Another Panel Discussion focused on cities in the region and placed Iranian cities in their regional context. Moderated by Mr. Farrokh Derakhshani this panel discussion session opened the opportunity to put in perspective Iranian urban transformations with those taking place in other metropolises within the region, such as Istanbul and Cairo. It also addressed some cross border growth collaborations practiced by Iranian cities as one of the key drivers of regional integration and economic development.

One academic session focused on the projects related to shaping cities. For example, the evaluation of state-led regeneration in large-scale property-led regeneration projects in Iran and the impacts of urban design interventions on the nightlife of urban areas were discussed. In another presentation, speakers examined the link between the urban and natural environment in contemporary urban development practices in the country.

The final panel led an intriguing discussion on Urbanisation and Resilience to Natural Hazards in Iranian cities. Moderated by Dr Cassidy Johnson, the discussion created a link to the geographical aspects discussed in day one; risks to natural hazards are created through the process of urbanisation, through the quality of physical construction of cities and through social vulnerability of its people. Many urban areas in Iran are exposed natural hazards, especially earthquakes.  Consequently, the decay of urban buildings and infrastructure, as well as poverty, is increasing urban risks in cities.  This session looked at the complexity of factors manifesting disaster risk in Iranian cities, and the governance approaches that are being used to address these urban risks and to build resilience to natural hazards.

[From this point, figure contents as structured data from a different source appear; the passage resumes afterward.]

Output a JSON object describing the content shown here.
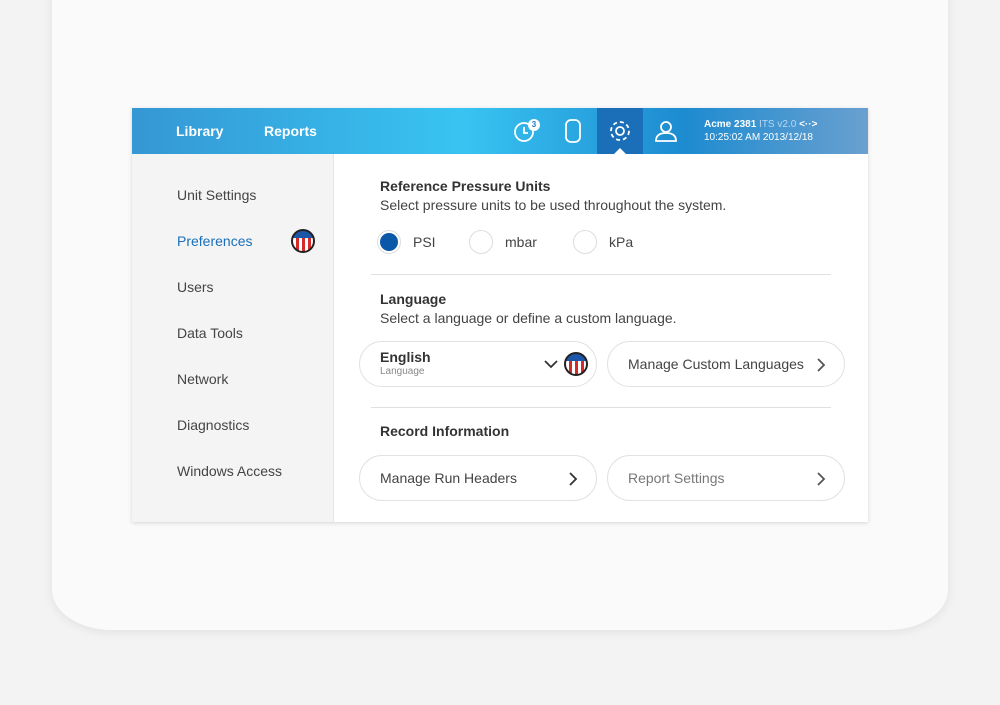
{
  "header": {
    "nav": [
      "Library",
      "Reports"
    ],
    "notification_count": "3",
    "device_name": "Acme 2381",
    "version": "ITS v2.0",
    "connection_icon": "<··>",
    "datetime": "10:25:02 AM 2013/12/18",
    "accent": "#1a6fb8"
  },
  "sidebar": {
    "items": [
      {
        "label": "Unit Settings"
      },
      {
        "label": "Preferences",
        "active": true
      },
      {
        "label": "Users"
      },
      {
        "label": "Data Tools"
      },
      {
        "label": "Network"
      },
      {
        "label": "Diagnostics"
      },
      {
        "label": "Windows Access"
      }
    ]
  },
  "pressure": {
    "title": "Reference Pressure Units",
    "desc": "Select pressure units to be used throughout the system.",
    "options": [
      "PSI",
      "mbar",
      "kPa"
    ],
    "selected": "PSI"
  },
  "language": {
    "title": "Language",
    "desc": "Select a language or define a custom language.",
    "value": "English",
    "sublabel": "Language",
    "custom": "Manage Custom Languages"
  },
  "record": {
    "title": "Record Information",
    "run_headers": "Manage Run Headers",
    "report_settings": "Report Settings"
  }
}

Closing session: The closing ceremony started with awarding the prizes to the winners of IRDR Young Researchers Bursaries by the UCL Institute for Risk and Disaster Reduction. It was continued by a brief of the outcomes of the conference, and a wrap up of the issues discussed. ‘What’s Next?’ was the last part of the closing session. The outcomes of delegates’ ideas and opinions were themed and discussed. Among the most repeated was the necessity of the continuity of such initiative in one way or another in order to repeat such high profile independent platforms for exchanging research outcomes at a global level and connecting established names and newcomers in this field.

After the closing session, delegates attended the Bartlett exhibition space at Royal Ear Hospital, where they were greeted with Iranian sweets and pastries as vibrant discussions continued!. In the meantime, the votes for the poster competition were counted and the winning posters were announced. Feedback during the aftermath of the event indicated the international conference on URBAN CHANGE IN IRAN was a complete success!